Bad Code

As we are having a conversation about code quality, let's take a moment to study some absolutely terrible code. I want you to take a moment to read through the code and think about what it will do. Don't take more than 5 minutes on this, as this code may hurt your head.

Now I want you to state what the code does. What do you predict will happen when you run it? Run it and see if your prediction was correct.

Now let's take a moment and read through this other example of code in the same way. Read for 5 minutes, think about what it will do, then run it.

You may have seen this coming. The two programs produce the exact same output! They both display a time, in this case 13:59:47, then display the following 29 possible timestamps, adding one second each time.

Reflect for a moment: What made the first example hard to understand? and how does the second address it?

Imagine if you were given a task to modify this code to add new functionality Where would you like to start from? example 1 or example 2?

Let's dig into what makes example 2 better code

Make your code easy to read

Let's start with the most obvious challenge of example 1: The developer did not do us any favors explaining what's going on:

  • We have meaningless names: What do x, y, and z actually mean?
  • We have magic numbers: Why are we looping 30 times?
  • We use functions without explanations: what is zfill? do I really have to open google every time I read code?
  • We have nested logic: The deeper you nest your logic - in other words the more if statements you have inside other if statements inside loops inside try/except etc. The harder it is to make sense of all the ways your code could execute.

We have been able to address this in example 2 by applying ourselves and communicating clearly:

  • There is a Clock class. This probably has to do with time!
  • it's init method takes on 3 parameters called hours, minutes, and seconds. Now we know at a glance that the code has to do with time.
  • The Counter class has some tricky elements, but at least it has comments to explain the zfill method and how the tick is designed.
  • We have very few numbers directly used in code. When we do, they can be understood from context (The upper limit for the value of minutes is 60). The duration we want to simulate a clock is stored in a variable so it's clear what would happen if we modify it.
  • While we still have a little bit of nested logic, it's made more understandable: Tick the seconds, if they reset (returning True) then tick the minutes. If they reset then tick the hours!

Make your code easy to reuse

Beyond immediate readability, let's think about future reuse: In example 1, nothing can be readily reused! there is no function, no method, no class. Where do we begin if we wanted to make changes?

Example two puts the code together in a more organized way: We now have a Clock class which we can use in many scenarios. We can initialize to the current time and use it to simulate time passing. We can initialize it as 00:00:00 and use it as a stopwatch. It's versatile.

With the basic building block of the Counter class, we could make easy modifications by using our knowledge of OOP: What would a counter that counts "down" instead of counting "up" look like? that way we could have a timer instead of a clock! We could inherit some aspects of the Counter class, and just change the tick method to advance the clock.

Beyond using methods and classes, one of the big benefits of our approach is that we have built useful abstractions. If we needed to build a Stopwatch class for example, we can think of ways to use a Clock that don't even require us to know how the Clock class works in depth, how it's methods are implemented.
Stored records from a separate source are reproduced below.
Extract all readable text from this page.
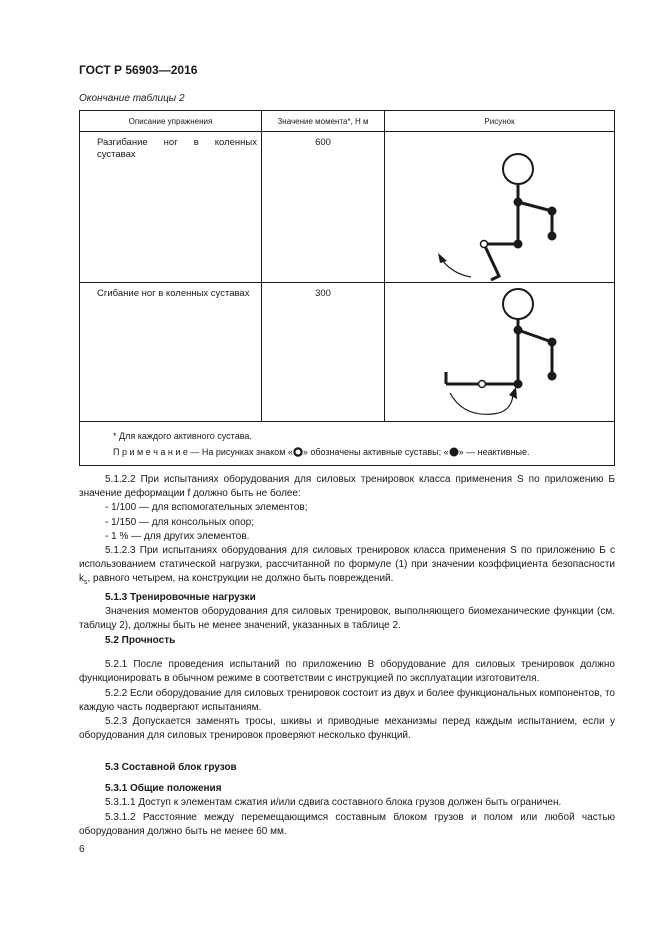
ГОСТ Р 56903—2016
Окончание таблицы 2
Описание упражнения	Значение момента*, Н м	Рисунок

Разгибание ног в коленных суставах	600

Сгибание ног в коленных суставах	300

* Для каждого активного сустава.
П р и м е ч а н и е — На рисунках знаком « » обозначены активные суставы; « » — неактивные.		

5.1.2.2 При испытаниях оборудования для силовых тренировок класса применения S по приложению Б значение деформации f должно быть не более:

- 1/100 — для вспомогательных элементов;

- 1/150 — для консольных опор;

- 1 % — для других элементов.

5.1.2.3 При испытаниях оборудования для силовых тренировок класса применения S по приложению Б с использованием статической нагрузки, рассчитанной по формуле (1) при значении коэффициента безопасности $k_s$, равного четырем, на конструкции не должно быть повреждений.

5.1.3 Тренировочные нагрузки

Значения моментов оборудования для силовых тренировок, выполняющего биомеханические функции (см. таблицу 2), должны быть не менее значений, указанных в таблице 2.

5.2 Прочность

5.2.1 После проведения испытаний по приложению В оборудование для силовых тренировок должно функционировать в обычном режиме в соответствии с инструкцией по эксплуатации изготовителя.

5.2.2 Если оборудование для силовых тренировок состоит из двух и более функциональных компонентов, то каждую часть подвергают испытаниям.

5.2.3 Допускается заменять тросы, шкивы и приводные механизмы перед каждым испытанием, если у оборудования для силовых тренировок проверяют несколько функций.

5.3 Составной блок грузов

5.3.1 Общие положения

5.3.1.1 Доступ к элементам сжатия и/или сдвига составного блока грузов должен быть ограничен.

5.3.1.2 Расстояние между перемещающимся составным блоком грузов и полом или любой частью оборудования должно быть не менее 60 мм.

6
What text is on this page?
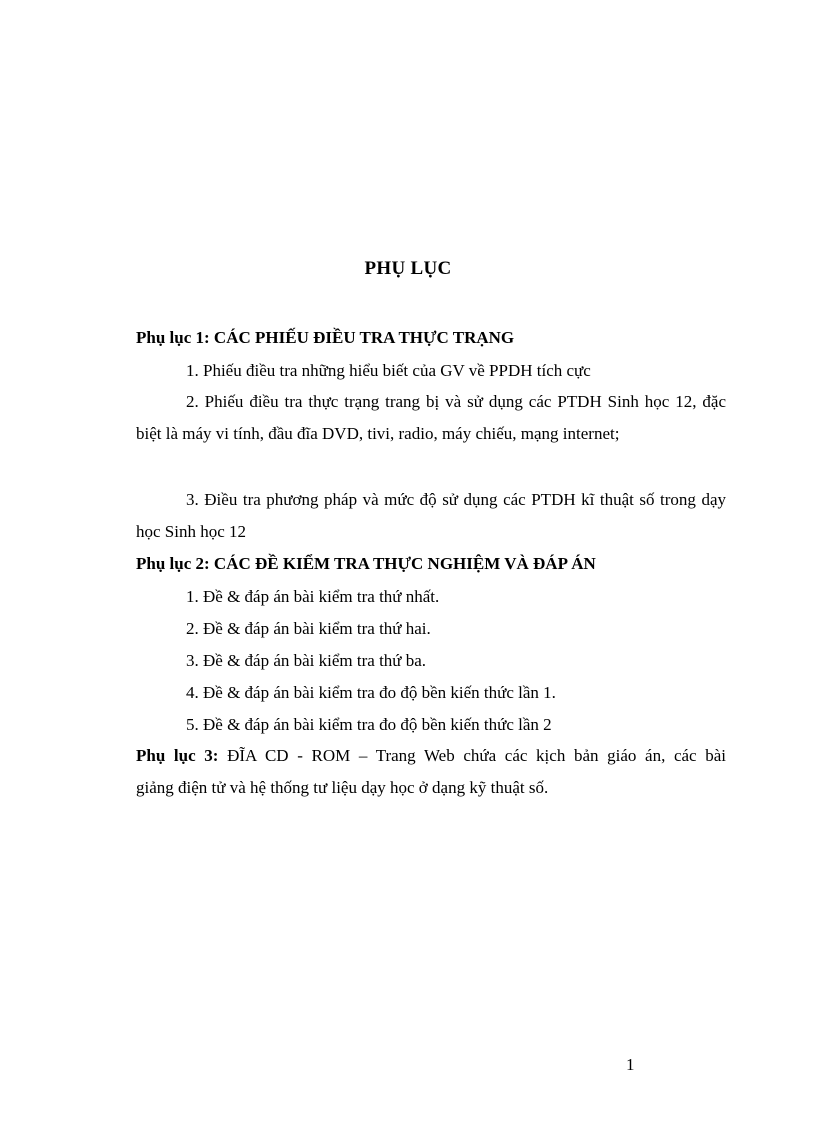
PHỤ LỤC
Phụ lục 1: CÁC PHIẾU ĐIỀU TRA THỰC TRẠNG
1. Phiếu điều tra những hiểu biết của GV về PPDH tích cực
2. Phiếu điều tra thực trạng trang bị và sử dụng các PTDH Sinh học 12, đặc biệt là máy vi tính, đầu đĩa DVD, tivi, radio, máy chiếu, mạng internet;
3. Điều tra phương pháp và mức độ sử dụng các PTDH kĩ thuật số trong dạy học Sinh học 12
Phụ lục 2: CÁC ĐỀ KIỂM TRA THỰC NGHIỆM VÀ ĐÁP ÁN
1. Đề & đáp án bài kiểm tra thứ nhất.
2. Đề & đáp án bài kiểm tra thứ hai.
3. Đề & đáp án bài kiểm tra thứ ba.
4. Đề & đáp án bài kiểm tra đo độ bền kiến thức lần 1.
5. Đề & đáp án bài kiểm tra đo độ bền kiến thức lần 2
Phụ lục 3: ĐĨA CD - ROM – Trang Web chứa các kịch bản giáo án, các bài
giảng điện tử và hệ thống tư liệu dạy học ở dạng kỹ thuật số.
1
We know we can set a clock, print it, and make it advance correctly. We can use that!

Make your code focused

As much as possible, focus on having each function, each method, perform one job only. Moreover, if a function performs a particular task, we shouldn't have other parts of the code doing the exact same thing! let's just reuse the same function.

This unlocks a lot of benefits for us:

  1. It's easier to think about a function when it's goal is small and focused.
  2. It's easier to know where to make a change, then trust that it will be applied across our program.
  3. It's also easier to test the function if it only does one thing.

The demo_function performs the main task. The tick method moves the clock forward, etc. This also makes it easier to reuse a function in other parts of the project when it does exactly one thing. You don't have to worry about unwanted side effects.

The same thinking can apply at a higher level: We can think of a program as having has different layers. Code in the higher layers imports and uses classes that are written in lower layers. The highest layers are generally the user-interface code, and the lowest layers are the simple helper functions that do not need to call into any other modules.

Think of it this way, the user-interface has a lot of specific problems it needs to solve: What does the UI look like? what do we write? what do we do? This means a lot of code focusing on this. For our command line programs, this is equivalent to all the code we write to print instructions and gather user input from our users, testing if the input is correct, etc.

So what then? once we have the right user interface, what should we do with the information we get from the users? that's where the deeper layer can come in, and all the code for it. All the code that has to do with our business logic (Deciding if a transaction should go through. Creating a new account. Checking our inventory to see if we can sell an item. Saving some data to a file etc..) does not need to know about our presentation logic (What do we display? where? how do we get input?). They each have their own challenges.

A way to think about abstraction is that it involves splitting code into higher and lower layers, and moving details from the higher layer into the lower layer. These layers can get very deep!